Sites like Facebook combine communication with entertainment, capturing the attention of most young consumers online. Playing games is the top online activity, followed closely by email. Facebook and other social networking sites wrap fun and function in one convenient package for the Millennial generation.
- “A person has so much to do on Facebook that they could easily spend hours and hours playing on it.”
- “Facebook is just so much more fun than emails because you can see the other person’s pictures, videos and status updates all while talking to them.”
- “Communicating networks such as Facebook, MySpace and Twitter provide entertainment as well as accessibility.”
Since email is “grown-up” communication, teens turn to social networking sites to communicate with their peers and they check these sites often. Email takes a back seat in their daily online routine.
If you want your brand seen and seen often, social networks are the best platform for visibility. But don’t get too heavy-handed. Teens don’t want to mix their social experience with your brand experience. (That’s what email is for, remember? They expect you to show up there.)
Communicating with friends is their first priority on social networks. Clogging up their friend feed with your promotions won’t win them over.
Take a Cross-Channel Approach
“There is a reason that advertisers use more than one medium to promote their products. They know that different messages are best communicated in different ways to different audiences. It is the combined effect of those media that has the greatest impact.”
If Generation Y finds less use for email and more use for social networks, where does that leave your email marketing efforts?
Remember what we said earlier about adapting? Most Millennials engage with brands across multiple channels. 95% of teens “fan” companies on Facebook and also subscribe to their emails. Only 2% interact with brands on social networks alone.
Marketing to Gen Y is not an either/or, social vs. email scenario. It’s a matter of divide and conquer, spreading content across social and email outlets and placing the right content in the right channel.
- Checking email accounts isn’t always a top priority for Millennial consumers, so your time-sensitive promotions may have a better shelf life on Facebook.

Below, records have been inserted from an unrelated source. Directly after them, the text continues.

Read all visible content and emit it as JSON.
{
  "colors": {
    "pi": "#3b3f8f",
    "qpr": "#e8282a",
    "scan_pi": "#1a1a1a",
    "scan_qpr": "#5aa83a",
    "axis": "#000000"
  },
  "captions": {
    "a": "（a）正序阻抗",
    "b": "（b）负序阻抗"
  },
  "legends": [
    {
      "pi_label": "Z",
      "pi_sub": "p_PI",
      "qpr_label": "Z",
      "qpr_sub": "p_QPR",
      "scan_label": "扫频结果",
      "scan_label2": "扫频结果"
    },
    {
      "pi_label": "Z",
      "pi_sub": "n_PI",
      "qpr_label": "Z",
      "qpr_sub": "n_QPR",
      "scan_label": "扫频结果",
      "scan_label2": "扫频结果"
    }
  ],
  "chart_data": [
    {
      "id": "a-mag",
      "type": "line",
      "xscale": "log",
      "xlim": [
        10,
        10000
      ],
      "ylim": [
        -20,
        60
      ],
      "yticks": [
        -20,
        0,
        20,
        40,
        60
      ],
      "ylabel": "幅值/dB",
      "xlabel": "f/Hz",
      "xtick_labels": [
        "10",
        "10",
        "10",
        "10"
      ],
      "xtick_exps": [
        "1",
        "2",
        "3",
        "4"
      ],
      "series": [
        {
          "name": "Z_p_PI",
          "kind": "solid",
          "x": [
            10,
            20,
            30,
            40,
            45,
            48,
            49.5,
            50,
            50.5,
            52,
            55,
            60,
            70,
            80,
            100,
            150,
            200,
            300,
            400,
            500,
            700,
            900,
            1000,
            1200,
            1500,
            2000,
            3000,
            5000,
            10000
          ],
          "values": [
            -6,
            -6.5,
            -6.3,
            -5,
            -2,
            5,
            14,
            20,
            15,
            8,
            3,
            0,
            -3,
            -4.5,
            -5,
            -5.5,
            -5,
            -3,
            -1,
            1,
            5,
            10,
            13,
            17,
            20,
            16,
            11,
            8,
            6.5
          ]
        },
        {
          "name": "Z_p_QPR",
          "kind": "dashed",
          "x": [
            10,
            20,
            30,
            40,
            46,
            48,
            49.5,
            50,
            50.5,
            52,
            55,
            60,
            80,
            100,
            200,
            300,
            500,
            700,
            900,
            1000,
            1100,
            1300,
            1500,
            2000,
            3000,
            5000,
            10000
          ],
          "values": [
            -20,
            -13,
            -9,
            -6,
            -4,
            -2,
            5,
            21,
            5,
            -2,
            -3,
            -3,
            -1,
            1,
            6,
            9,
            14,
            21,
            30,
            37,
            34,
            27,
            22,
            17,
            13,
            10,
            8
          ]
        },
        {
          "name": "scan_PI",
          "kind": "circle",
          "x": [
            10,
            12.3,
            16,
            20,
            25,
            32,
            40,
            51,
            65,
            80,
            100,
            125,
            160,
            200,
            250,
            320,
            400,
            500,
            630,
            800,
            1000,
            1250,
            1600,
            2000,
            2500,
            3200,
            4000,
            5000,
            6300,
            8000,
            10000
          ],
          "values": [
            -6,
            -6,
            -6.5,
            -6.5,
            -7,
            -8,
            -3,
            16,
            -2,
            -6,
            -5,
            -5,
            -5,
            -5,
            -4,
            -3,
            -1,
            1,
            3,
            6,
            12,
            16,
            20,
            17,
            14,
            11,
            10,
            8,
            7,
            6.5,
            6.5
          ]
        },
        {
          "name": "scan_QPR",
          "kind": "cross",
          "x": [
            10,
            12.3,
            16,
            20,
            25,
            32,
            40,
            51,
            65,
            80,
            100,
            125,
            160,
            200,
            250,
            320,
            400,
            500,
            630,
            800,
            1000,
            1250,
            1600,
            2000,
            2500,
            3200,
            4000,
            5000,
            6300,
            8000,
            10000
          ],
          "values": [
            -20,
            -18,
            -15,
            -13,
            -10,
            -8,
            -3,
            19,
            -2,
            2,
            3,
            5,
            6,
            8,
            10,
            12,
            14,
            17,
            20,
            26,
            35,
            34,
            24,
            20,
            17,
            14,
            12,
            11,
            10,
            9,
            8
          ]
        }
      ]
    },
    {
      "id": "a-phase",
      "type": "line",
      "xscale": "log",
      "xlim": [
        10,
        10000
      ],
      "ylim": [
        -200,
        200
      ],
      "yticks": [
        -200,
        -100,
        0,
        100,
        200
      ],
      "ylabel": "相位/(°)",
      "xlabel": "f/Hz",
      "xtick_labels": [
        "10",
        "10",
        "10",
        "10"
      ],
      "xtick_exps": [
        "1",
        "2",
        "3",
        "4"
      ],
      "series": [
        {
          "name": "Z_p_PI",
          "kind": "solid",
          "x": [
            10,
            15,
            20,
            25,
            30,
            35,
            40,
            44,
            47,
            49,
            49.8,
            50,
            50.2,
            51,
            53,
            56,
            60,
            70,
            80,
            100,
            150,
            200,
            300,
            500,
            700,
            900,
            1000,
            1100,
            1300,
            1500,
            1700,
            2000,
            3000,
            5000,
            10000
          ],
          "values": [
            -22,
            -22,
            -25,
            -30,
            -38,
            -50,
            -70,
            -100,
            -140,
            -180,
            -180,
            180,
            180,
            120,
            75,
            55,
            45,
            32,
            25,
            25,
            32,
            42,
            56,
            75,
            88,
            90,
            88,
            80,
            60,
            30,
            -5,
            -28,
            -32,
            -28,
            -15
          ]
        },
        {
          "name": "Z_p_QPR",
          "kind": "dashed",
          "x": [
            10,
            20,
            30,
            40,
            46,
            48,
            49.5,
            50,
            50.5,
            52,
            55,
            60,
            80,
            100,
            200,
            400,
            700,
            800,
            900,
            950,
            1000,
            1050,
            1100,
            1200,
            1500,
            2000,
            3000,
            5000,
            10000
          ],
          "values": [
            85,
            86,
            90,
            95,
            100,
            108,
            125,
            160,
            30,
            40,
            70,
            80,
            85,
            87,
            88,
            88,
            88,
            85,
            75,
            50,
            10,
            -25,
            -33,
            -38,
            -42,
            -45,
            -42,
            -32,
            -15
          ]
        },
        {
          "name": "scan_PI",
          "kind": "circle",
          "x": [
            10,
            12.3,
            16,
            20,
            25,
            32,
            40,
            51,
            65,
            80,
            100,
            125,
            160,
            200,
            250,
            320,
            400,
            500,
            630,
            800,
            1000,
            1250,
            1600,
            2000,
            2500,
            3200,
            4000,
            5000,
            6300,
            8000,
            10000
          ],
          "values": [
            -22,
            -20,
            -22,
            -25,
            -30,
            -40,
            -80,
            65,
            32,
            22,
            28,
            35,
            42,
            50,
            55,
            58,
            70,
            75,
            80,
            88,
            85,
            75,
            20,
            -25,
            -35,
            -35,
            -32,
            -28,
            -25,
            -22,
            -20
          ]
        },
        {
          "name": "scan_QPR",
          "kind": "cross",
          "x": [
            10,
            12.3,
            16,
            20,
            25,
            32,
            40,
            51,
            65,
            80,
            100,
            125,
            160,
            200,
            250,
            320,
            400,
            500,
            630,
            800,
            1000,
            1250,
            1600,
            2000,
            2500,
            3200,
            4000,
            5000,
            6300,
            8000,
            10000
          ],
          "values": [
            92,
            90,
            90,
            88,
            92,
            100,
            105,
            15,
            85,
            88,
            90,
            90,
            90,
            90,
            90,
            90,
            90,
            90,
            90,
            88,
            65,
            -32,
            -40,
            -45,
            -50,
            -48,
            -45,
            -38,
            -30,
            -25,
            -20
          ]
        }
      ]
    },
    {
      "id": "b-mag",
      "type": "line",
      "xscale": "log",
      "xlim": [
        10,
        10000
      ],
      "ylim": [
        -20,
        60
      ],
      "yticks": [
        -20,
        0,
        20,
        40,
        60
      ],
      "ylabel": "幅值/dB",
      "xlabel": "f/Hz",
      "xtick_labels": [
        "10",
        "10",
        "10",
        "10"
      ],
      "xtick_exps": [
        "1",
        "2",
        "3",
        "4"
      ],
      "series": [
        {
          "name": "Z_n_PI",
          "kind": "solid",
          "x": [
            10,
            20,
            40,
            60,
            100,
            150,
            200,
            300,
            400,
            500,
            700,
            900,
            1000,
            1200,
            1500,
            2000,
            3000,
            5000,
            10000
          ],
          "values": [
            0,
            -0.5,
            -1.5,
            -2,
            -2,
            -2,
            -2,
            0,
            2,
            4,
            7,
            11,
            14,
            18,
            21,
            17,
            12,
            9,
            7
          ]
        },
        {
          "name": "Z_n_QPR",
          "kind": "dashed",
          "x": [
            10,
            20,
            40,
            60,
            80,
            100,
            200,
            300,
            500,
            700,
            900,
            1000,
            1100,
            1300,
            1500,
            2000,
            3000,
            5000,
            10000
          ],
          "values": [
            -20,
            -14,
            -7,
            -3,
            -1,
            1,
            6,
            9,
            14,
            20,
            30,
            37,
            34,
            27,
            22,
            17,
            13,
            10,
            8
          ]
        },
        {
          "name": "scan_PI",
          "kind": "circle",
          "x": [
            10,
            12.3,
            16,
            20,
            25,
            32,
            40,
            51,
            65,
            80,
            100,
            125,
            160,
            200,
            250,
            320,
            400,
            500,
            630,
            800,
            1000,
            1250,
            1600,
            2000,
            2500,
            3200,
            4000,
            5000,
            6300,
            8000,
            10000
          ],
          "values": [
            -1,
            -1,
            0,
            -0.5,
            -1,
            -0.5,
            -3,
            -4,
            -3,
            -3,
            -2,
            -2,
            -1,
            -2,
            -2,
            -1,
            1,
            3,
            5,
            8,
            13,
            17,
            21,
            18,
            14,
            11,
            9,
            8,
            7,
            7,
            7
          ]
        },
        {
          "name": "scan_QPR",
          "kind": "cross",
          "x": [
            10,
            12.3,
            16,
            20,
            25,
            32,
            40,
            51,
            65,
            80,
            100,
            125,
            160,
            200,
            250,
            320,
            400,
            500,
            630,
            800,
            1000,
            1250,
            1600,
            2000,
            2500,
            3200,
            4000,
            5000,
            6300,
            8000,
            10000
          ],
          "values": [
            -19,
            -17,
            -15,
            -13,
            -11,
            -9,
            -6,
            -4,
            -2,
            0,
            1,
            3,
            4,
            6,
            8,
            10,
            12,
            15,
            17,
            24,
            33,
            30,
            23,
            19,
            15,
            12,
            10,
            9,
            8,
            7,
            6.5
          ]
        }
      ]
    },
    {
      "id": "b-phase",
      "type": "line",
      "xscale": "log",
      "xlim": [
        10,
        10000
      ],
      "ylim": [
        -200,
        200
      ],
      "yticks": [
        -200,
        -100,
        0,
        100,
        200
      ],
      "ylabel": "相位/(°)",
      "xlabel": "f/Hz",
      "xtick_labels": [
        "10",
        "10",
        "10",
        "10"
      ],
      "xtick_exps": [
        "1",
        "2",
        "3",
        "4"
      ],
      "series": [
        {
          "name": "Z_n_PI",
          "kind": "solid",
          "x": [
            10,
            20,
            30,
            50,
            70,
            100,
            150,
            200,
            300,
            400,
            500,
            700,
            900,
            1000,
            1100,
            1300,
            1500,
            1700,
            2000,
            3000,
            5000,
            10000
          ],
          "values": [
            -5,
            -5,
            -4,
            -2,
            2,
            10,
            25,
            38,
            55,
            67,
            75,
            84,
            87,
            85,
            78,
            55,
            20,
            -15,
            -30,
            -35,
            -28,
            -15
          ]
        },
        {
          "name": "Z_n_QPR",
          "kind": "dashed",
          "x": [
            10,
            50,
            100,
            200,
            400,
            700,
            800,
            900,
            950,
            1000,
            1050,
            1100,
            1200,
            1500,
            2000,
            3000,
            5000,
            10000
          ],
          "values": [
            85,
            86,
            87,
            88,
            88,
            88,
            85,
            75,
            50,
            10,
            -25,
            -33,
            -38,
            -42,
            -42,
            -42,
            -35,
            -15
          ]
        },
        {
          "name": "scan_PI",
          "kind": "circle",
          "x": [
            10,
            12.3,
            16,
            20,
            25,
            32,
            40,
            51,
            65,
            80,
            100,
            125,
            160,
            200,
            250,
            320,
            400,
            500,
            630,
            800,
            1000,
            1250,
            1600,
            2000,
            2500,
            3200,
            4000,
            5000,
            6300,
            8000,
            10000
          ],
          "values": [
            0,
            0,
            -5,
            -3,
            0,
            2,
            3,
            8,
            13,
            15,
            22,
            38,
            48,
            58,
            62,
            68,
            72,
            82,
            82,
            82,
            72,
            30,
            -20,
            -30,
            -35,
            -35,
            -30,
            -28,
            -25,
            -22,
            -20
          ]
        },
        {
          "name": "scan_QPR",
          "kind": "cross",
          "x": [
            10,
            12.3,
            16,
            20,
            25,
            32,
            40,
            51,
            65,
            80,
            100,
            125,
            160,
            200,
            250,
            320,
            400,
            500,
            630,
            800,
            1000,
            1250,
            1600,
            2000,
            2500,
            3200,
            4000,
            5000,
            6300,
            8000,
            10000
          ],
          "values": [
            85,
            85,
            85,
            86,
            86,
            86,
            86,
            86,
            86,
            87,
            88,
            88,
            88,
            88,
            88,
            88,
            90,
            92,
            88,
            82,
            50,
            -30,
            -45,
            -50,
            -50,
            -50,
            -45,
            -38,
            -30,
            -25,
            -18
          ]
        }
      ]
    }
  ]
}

- Facebook can also be a good platform for relationship building that engages your target audience and draws them to your email campaign.
- Teens already expect brands to push promotional content to their email inboxes – they even create accounts for that purpose. (“My email is checked if I am looking at advertisements from the stores I have subscribed to.” “I only use email if I have to send my teachers an assignment or check for coupons.” “I only receive emails from my school or stores sending me coupons.”) Keep emailing; they’re expecting you to.
- Supplement your email campaign with social media content that keeps you on your younger subscribers’ radars.
- And don’t limit your email content to promotions and sales pitches. Engage them with entertainment – videos, contests, short articles that relate to their interests. They’ll visit the inbox more often if you’re delivering something fun on a regular basis.
Millennials aren’t migrating from email, they just have more channels to communicate through. Marketing to them effectively means being present in all these channels – including email – and using their strengths to your advantage. Who knows? Your campaign might be the one that brings email back from the 90s and makes it cool again.